APRC spends a significant and growing share of its budget on park maintenance and fire suppression. Every square inch of lawn managed by APRC is mowed six or more times a year. As the summers get longer and hotter, the number of times we need to mow each season increases. This requires lawnmowers, staff to do the mowing, and money to pay for both.
Approximately 75% of APRC’s operating revenue comes from property tax. Four years ago, the city reduced APRC’s allocation by almost 10%. This year, the city is significantly increasing the administrative fee charged to APRC.
Absent some reprieve, in two years we will have a budget crisis. With a limited budget, fire suppression may become our only task. We hope to sustain current parks and the recreation services, such as the pool, ice skating rink, senior services and golf course (among other things). Financial sustainability will be a significant goal for the next biennium.

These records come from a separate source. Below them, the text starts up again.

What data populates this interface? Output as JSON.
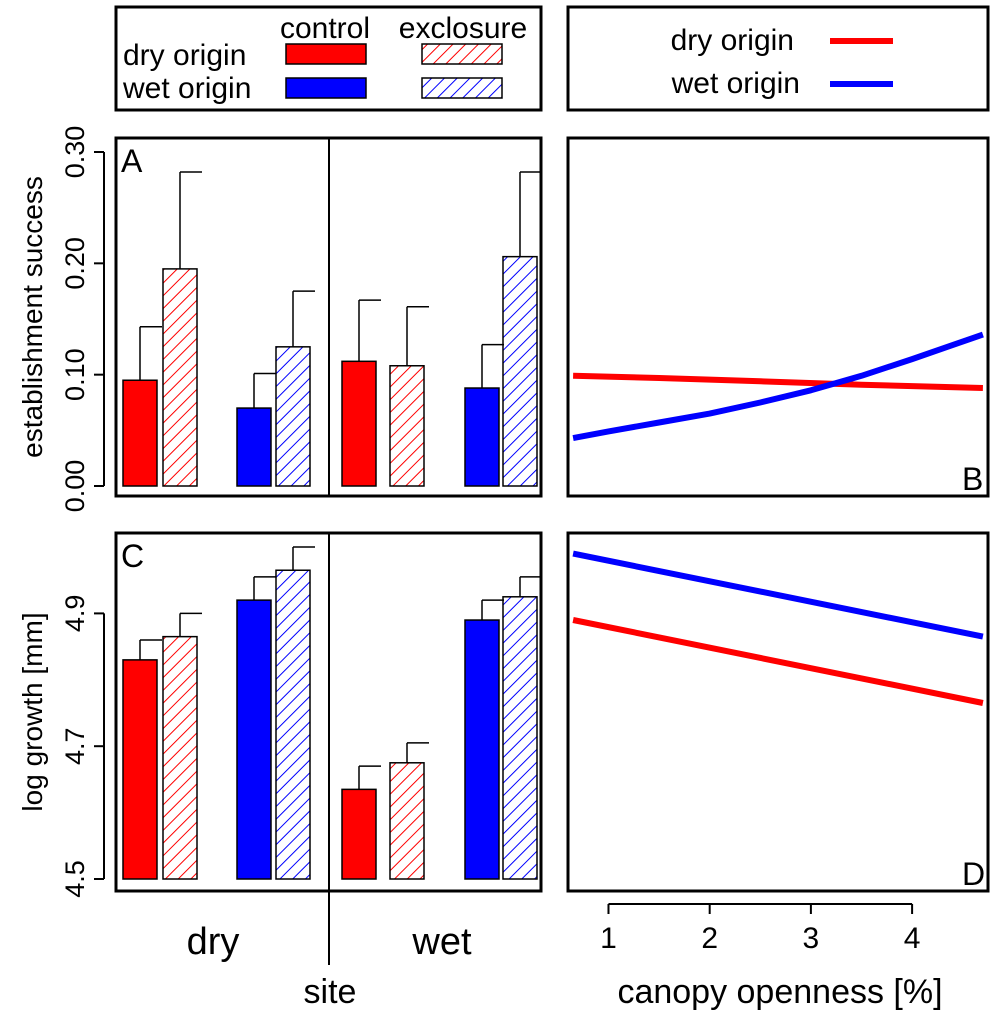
{
  "colors": {
    "dry": "#ff0000",
    "wet": "#0000ff"
  },
  "legend_left": {
    "col_control": "control",
    "col_exclosure": "exclosure",
    "row_dry": "dry origin",
    "row_wet": "wet origin"
  },
  "legend_right": {
    "row_dry": "dry origin",
    "row_wet": "wet origin"
  },
  "chart_data": [
    {
      "panel": "A",
      "type": "bar",
      "ylabel": "establishment success",
      "ylim": [
        0,
        0.3
      ],
      "yticks": [
        "0.00",
        "0.10",
        "0.20",
        "0.30"
      ],
      "yticks_values": [
        0,
        0.1,
        0.2,
        0.3
      ],
      "sites": [
        "dry",
        "wet"
      ],
      "groups": [
        "dry origin control",
        "dry origin exclosure",
        "wet origin control",
        "wet origin exclosure"
      ],
      "values": [
        [
          0.095,
          0.195,
          0.07,
          0.125
        ],
        [
          0.112,
          0.108,
          0.088,
          0.206
        ]
      ],
      "upper_error": [
        [
          0.143,
          0.282,
          0.101,
          0.175
        ],
        [
          0.167,
          0.161,
          0.127,
          0.282
        ]
      ]
    },
    {
      "panel": "B",
      "type": "line",
      "xlim": [
        0.6,
        4.75
      ],
      "ylim": [
        0,
        0.3
      ],
      "series": [
        {
          "name": "dry origin",
          "x": [
            0.65,
            1.5,
            2.5,
            3.5,
            4.7
          ],
          "y": [
            0.099,
            0.097,
            0.094,
            0.091,
            0.088
          ]
        },
        {
          "name": "wet origin",
          "x": [
            0.65,
            1.0,
            1.5,
            2.0,
            2.5,
            3.0,
            3.5,
            4.0,
            4.35,
            4.7
          ],
          "y": [
            0.043,
            0.049,
            0.057,
            0.065,
            0.075,
            0.086,
            0.099,
            0.114,
            0.125,
            0.136
          ]
        }
      ]
    },
    {
      "panel": "C",
      "type": "bar",
      "ylabel": "log growth [mm]",
      "ylim": [
        4.5,
        5.0
      ],
      "yticks": [
        "4.5",
        "4.7",
        "4.9"
      ],
      "yticks_values": [
        4.5,
        4.7,
        4.9
      ],
      "sites": [
        "dry",
        "wet"
      ],
      "groups": [
        "dry origin control",
        "dry origin exclosure",
        "wet origin control",
        "wet origin exclosure"
      ],
      "values": [
        [
          4.83,
          4.865,
          4.92,
          4.965
        ],
        [
          4.635,
          4.675,
          4.89,
          4.925
        ]
      ],
      "upper_error": [
        [
          4.86,
          4.9,
          4.955,
          5.0
        ],
        [
          4.67,
          4.705,
          4.92,
          4.955
        ]
      ],
      "xlabel": "site"
    },
    {
      "panel": "D",
      "type": "line",
      "xlabel": "canopy openness [%]",
      "xticks": [
        "1",
        "2",
        "3",
        "4"
      ],
      "xticks_values": [
        1,
        2,
        3,
        4
      ],
      "xlim": [
        0.6,
        4.75
      ],
      "ylim": [
        4.5,
        5.0
      ],
      "series": [
        {
          "name": "dry origin",
          "x": [
            0.65,
            4.7
          ],
          "y": [
            4.89,
            4.765
          ]
        },
        {
          "name": "wet origin",
          "x": [
            0.65,
            4.7
          ],
          "y": [
            4.99,
            4.865
          ]
        }
      ]
    }
  ]
}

APRC maintenance work generates pollution, most importantly greenhouse gas emissions that contribute to worsening wildfires. Greenhouse gas emissions are a global problem, but any solution will require small steps to be taken at the local level. Two such sources are the Daniel Meyer Memorial Pool and our landscaping maintenance equipment.

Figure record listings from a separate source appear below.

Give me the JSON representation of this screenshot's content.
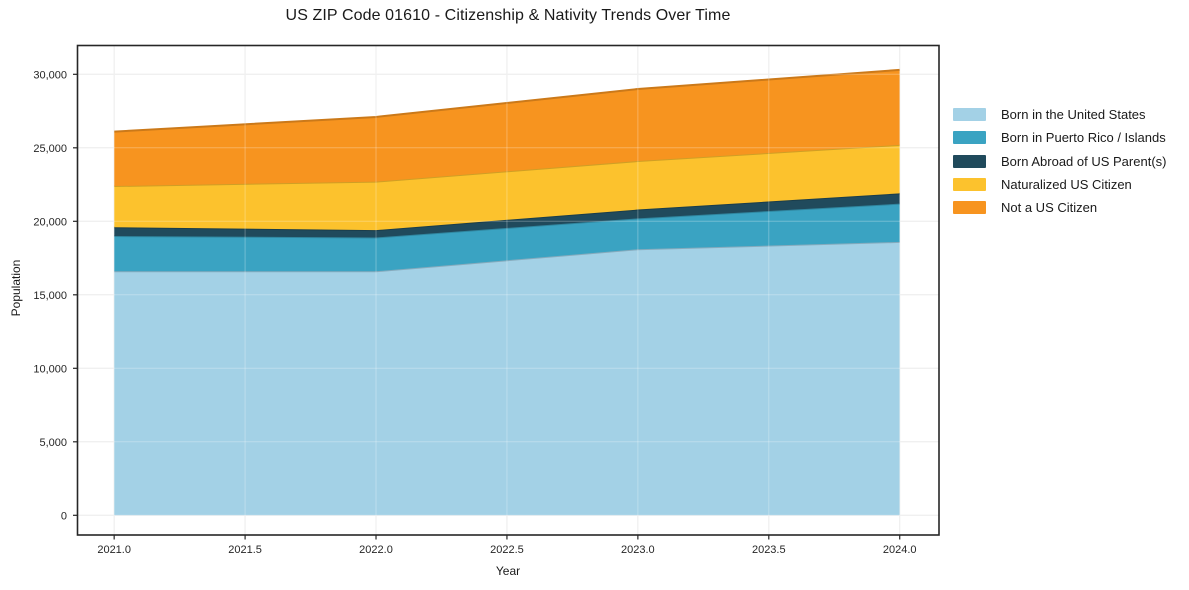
{
  "page": {
    "background": "#ffffff"
  },
  "chart_data": {
    "type": "area",
    "stacked": true,
    "title": "US ZIP Code 01610 - Citizenship & Nativity Trends Over Time",
    "xlabel": "Year",
    "ylabel": "Population",
    "x": [
      2021,
      2022,
      2023,
      2024
    ],
    "series": [
      {
        "name": "Born in the United States",
        "color": "#a3d1e6",
        "values": [
          16600,
          16600,
          18100,
          18600
        ]
      },
      {
        "name": "Born in Puerto Rico / Islands",
        "color": "#3aa3c2",
        "values": [
          2400,
          2300,
          2100,
          2600
        ]
      },
      {
        "name": "Born Abroad of US Parent(s)",
        "color": "#204a5c",
        "values": [
          600,
          500,
          600,
          700
        ]
      },
      {
        "name": "Naturalized US Citizen",
        "color": "#fcc22d",
        "values": [
          2800,
          3300,
          3300,
          3300
        ]
      },
      {
        "name": "Not a US Citizen",
        "color": "#f7941f",
        "values": [
          3700,
          4400,
          4900,
          5100
        ]
      }
    ],
    "stack_totals": [
      26100,
      27100,
      29000,
      30300
    ],
    "x_ticks": [
      2021.0,
      2021.5,
      2022.0,
      2022.5,
      2023.0,
      2023.5,
      2024.0
    ],
    "x_tick_labels": [
      "2021.0",
      "2021.5",
      "2022.0",
      "2022.5",
      "2023.0",
      "2023.5",
      "2024.0"
    ],
    "y_ticks": [
      0,
      5000,
      10000,
      15000,
      20000,
      25000,
      30000
    ],
    "y_tick_labels": [
      "0",
      "5,000",
      "10,000",
      "15,000",
      "20,000",
      "25,000",
      "30,000"
    ],
    "xlim": [
      2020.86,
      2024.15
    ],
    "ylim": [
      -1340,
      31960
    ],
    "grid": true,
    "grid_color": "#e6e6e6",
    "spine_color": "#262626",
    "tick_label_color": "#262626",
    "legend_position": "right-outside"
  }
}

The Daniel Meyer Memorial Pool is the second-largest source of natural gas emissions of all the city and parks and recreation buildings. The pool has reached its end of life and needs to be replaced. Natural gas could be used to heat the replacement, but that would lock in greenhouse gas emissions for the lifespan of the new equipment, which could be for decades.
APRC is seeking an alternative heating system. We are hoping to use an electric heat pump or geo-thermal energy. Ashland uses hydroelectric electricity from Bonneville Power Administration, which is essentially emissions free. Ground source geo-thermal would be similarly low emission.
One of APRC’s potential goals in the upcoming biennium budget cycle is to inventory the maintenance equipment emissions. We hope to be able to accomplish the audit by the end of the fall 2021 and look at replacement and performance of equipment and how cost effective it is.
Ashland’s parks and recreation provide important quality of life for Ashland residents. The commission hopes to ensure that APRC — including 18 parks, multiple open spaces, the pool, senior services, North Mountain Park Nature Center, the golf course, the ice skating rink and others — are financially sustainable. Because sustainability also means minimizing changes to our environment, we are also committed to minimizing our greenhouse gas emissions. As a responsible community member, we strive to make our world more sustainable.
Julian Bell is a commissioner for the Ashland Parks and Recreation Commission.